With the coming of the holidays we are once again reminded of the richness of life’s many challenges. As perfusionists we are often called to perform our functions to critically ill people who require advanced medical care to assist them in dealing with their vascular disease or similar ailment. This we do by incorporating complex medical techniques that rely on a combination of artificial devices with knowledge gained from constant review of current practice with new developments. The dedication we demonstrate to these mandates is rewarded with improvements in outcome as opposed to the replication of older methodologies that often do little to promote outstanding care.

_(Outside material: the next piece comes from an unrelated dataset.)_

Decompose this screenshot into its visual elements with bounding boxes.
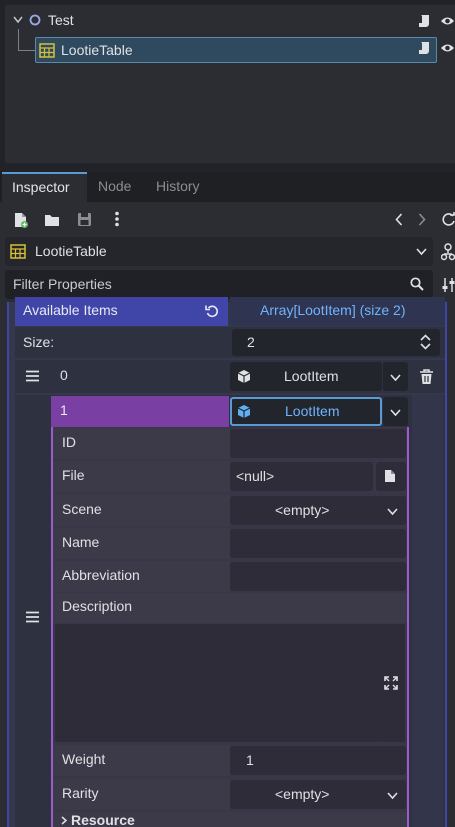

This year the field of extracorporeal circulation saw many advances while some techniques purported to be beneficial in the recent past fell by the wayside, or are being reevaluated for their applicability and efficacy in day-to-day medicine. Some of the promising changes include:
a. A reevaluation of warming and cooling techniques to incorporate lower rates of both during bypass, with reduced gradients across heat exchangers
b. An expansion in the types of modified circuitry moving away from heparin-coatings into more biologically promising alternative surface treatments
c. A reexamination of the methods of treating and processing shed-blood from medistinal and intracardiac locations
d. An alteration in myocardial protection solutions and delivery techniques to enhance recovery and sustain function in the post-cardiotomy period
e. New cannulae that offer cerebral protection by the removal of particulate and gaseous emboli, or that expand the use of minimally invasive surgery
f. The development and expansion of new generation devices that produce platelet-rich-plasma for the enhancement of wound healing through the application of platelet-bound growth factors at wound sites
g. A miniaturization of traditional circuitry and/or endogenous use of patient blood volume to prime extracorporeal circuits, both as an effort to reduce prime volumes and reduce the deleterious effects of hemodilution
Likewise, a number of technologies that initially seemed promising but have either not (yet?) been found to offer significant benefits to patients or perfusionists, or have raised questions concerning their safe incorporation. These include:
a. Miniaturized of traditional circuitry that reduce the overall safety of bypass at the expense of reduced prime volumes
b. Use of assisted venous return that may increase the risk of gaseous emboli production and transmission to patients, or increase cellular activation resulting in damage to formed element of blood
c. Alteration in anticoagulation protocols, mainly through the reduction of heparinization, to improve outcomes
And of course there remain the many items that remain debatable and require further securitization. These include:
a. Determination of ‘appropriate’ hematocrit levels to achieve during bypass along with other indices of allogeneic transfusion requirements
b. The utility of leukocyte reducing filters during routine bypass
c. The necessity of right ventricular unloading during off-pump coronary revascularization procedures
It is a natural human tendency to reduce all systematic review to a dichotomous classification of benefit based on good and bad, black and white, yea or nay. All of us can appreciate that few items in any of the lists above can be so classified, and instead, need to be reevaluated for their effectiveness across a variety of applications. Finding the right niche for these interventions requires further case study with the ultimate goal of performing carefully controlled randomized evaluations in appropriately powered clinical studies. Until these are achieved judgment of the patient-to-patient benefit must be carefully evaluated with the ultimate decision resting in the hands of both patient and clinician.
In all, 2003 has been a remarkable year for the field of extracorporeal circulation. Future advances in bioengineering that incorporate molecular biology and the results from the ongoing human genome project will ultimately change our thoughts on extracorporeal circulation. Our education in these areas, and the careful examination of such technologies through scientific evaluation, will determine what entries are included to end of year lists in the future.
From all on the editorial staff of the Journal, we wish all a joyous holiday season and a wonderful New Year.